Ethiopia launches rapid health emergency response to recent landslides
Arba Minch, South Ethiopia Region—March 2026 will forever be etched in the memory of 40-year-old Datare Debebe Dasho. A resident of Genata Village in Gacho Baba Woreda (District) in South Ethiopia Region, Datare is a survivor of catastrophic landslides that occurred between 9 and 10 March.
Heavy and continuous rainfall triggered multiple landslides and flooding across eight woredas in Gamo Zone, South Ethiopia Region, leaving widespread destruction and loss of life. At least 125 deaths have been reported, with 81 bodies recovered so far.
"First I heard that one household with four family members were buried by the first landslide and we came to rescue the survivors,” she recalls. “The following day the second landslide from the other side came up on us and buried a lot of my neighbours. My right leg fractured but God saved my life, while dozens passed away."
According to Datare, hundreds of rescuers were also buried when the second landslide struck.
Over 18 000 people have been displaced, more than half of them from women-headed households and many are currently sheltering in churches and schools after almost 3000 homes were damaged or destroyed.
“A devastating event such as this requires a rapid response,” says Dr Thierno Balde, head of Emergency Preparedness and Response at World Health Organization (WHO) Ethiopia. “Homes, health facilities and community structures have been destroyed, leaving the door wide open for vector- and water-borne infectious diseases. It was important for response teams to immediately deploy to protect health and well-being and save lives.”
Emergency coordination mechanisms were activated soon after the disaster. A multisectoral Incident Management System and a Zonal Task Force are leading the response, bringing together health authorities and partners to address immediate needs and prevent secondary health risks among displaced communities.
Health workers have been deployed to temporary sites where displaced families have gathered. So far, 695 people have received treatment through mobile and temporary clinics, including 105 patients treated for injuries sustained during the landslides. The most reported conditions include soft tissue injuries, acute gastroenteritis, pneumonia, internal parasitic infections and scabies—illnesses often linked to overcrowding, poor sanitation and exposure to the elements.
"The other survivors dug me out and washed my body,” says Datare. Although she initially mistrusted medical care, after two days she allowed emergency health workers to clean her leg, tie the wound and refer her to Arba Minch General Hospital.
“They accepted me with great patience, treated me and provided soap, cloth, and medicines without any payment. Today I am ready to go to my home since my house is not damaged,” she says.
Health education has also been a key part of the response. Over 19 000 people have been reached with messages on hygiene and disease prevention to reduce the risk of outbreaks in crowded shelters.
Children have been prioritized for nutrition screening. Of the 34 650 children identified for screening, around 27 460 have already been assessed. Health workers identified 674 cases of moderate acute malnutrition and 263 cases of severe acute malnutrition, with all children linked to treatment programmes.
An emergency task team was established at WHO the country office from the first day of the crisis to coordinate support. The Organization deployed three rapid response teams comprising 21 multidisciplinary experts to the most affected woredas. Each team includes doctors, nurses and specialists in surveillance, water, sanitation and hygiene, and risk communication and community engagement. Logistics and vehicle support have been provided to ensure teams can reach remote communities.
According to Dr Agune Ashole, Director General of the South Ethiopia Region Public Health Institute, this early support was critical. “WHO was among the first to respond to the landslide emergency. Technical guidance, supplies and partner coordination were essential in reaching affected communities, continuing the strong support seen in previous emergencies, including the recent Marburg virus disease outbreak,” he says.

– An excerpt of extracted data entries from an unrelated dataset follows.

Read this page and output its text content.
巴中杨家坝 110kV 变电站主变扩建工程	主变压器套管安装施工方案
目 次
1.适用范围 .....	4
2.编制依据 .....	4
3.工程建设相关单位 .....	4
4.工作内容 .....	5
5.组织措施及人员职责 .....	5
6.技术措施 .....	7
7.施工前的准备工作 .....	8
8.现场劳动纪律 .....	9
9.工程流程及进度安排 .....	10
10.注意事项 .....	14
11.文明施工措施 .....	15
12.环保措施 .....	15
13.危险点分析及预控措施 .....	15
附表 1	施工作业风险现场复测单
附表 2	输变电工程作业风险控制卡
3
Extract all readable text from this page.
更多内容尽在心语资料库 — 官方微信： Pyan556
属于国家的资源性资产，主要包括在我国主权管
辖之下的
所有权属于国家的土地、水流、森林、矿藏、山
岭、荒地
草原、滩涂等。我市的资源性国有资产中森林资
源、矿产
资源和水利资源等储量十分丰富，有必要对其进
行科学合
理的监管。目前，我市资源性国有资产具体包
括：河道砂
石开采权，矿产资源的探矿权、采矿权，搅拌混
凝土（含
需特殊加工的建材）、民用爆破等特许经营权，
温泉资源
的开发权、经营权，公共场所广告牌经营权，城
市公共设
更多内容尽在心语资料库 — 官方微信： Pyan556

Additional rapid response staff are being deployed to Arba Minch to reinforce ongoing recovery operations and assist local health authorities.
WHO also supported the response through the provision of emergency medical supplies and technical expertise. The Organization has mobilized and handed over to the Regional Health Bureau supplies sufficient to treat up to 16 000 people. Additional trauma kits, Interagency Emergency Health Kits and paediatric severe acute malnutrition kits are being prepared for delivery.
“During the landslide, we relied on WHO-provided medicines and medical supplies to deliver life-saving interventions on time,” says Dr Nahom Tadelle, Emergency Medical Team Lead at the Ethiopian Public Health Institute. “Temporary clinics and rapid support allowed us to reach the hardest-hit communities.”
As recovery efforts continue, health authorities and partners remain focused on restoring access to essential health services, preventing disease outbreaks and ensuring that displaced families receive the care they need while recovery efforts are under way.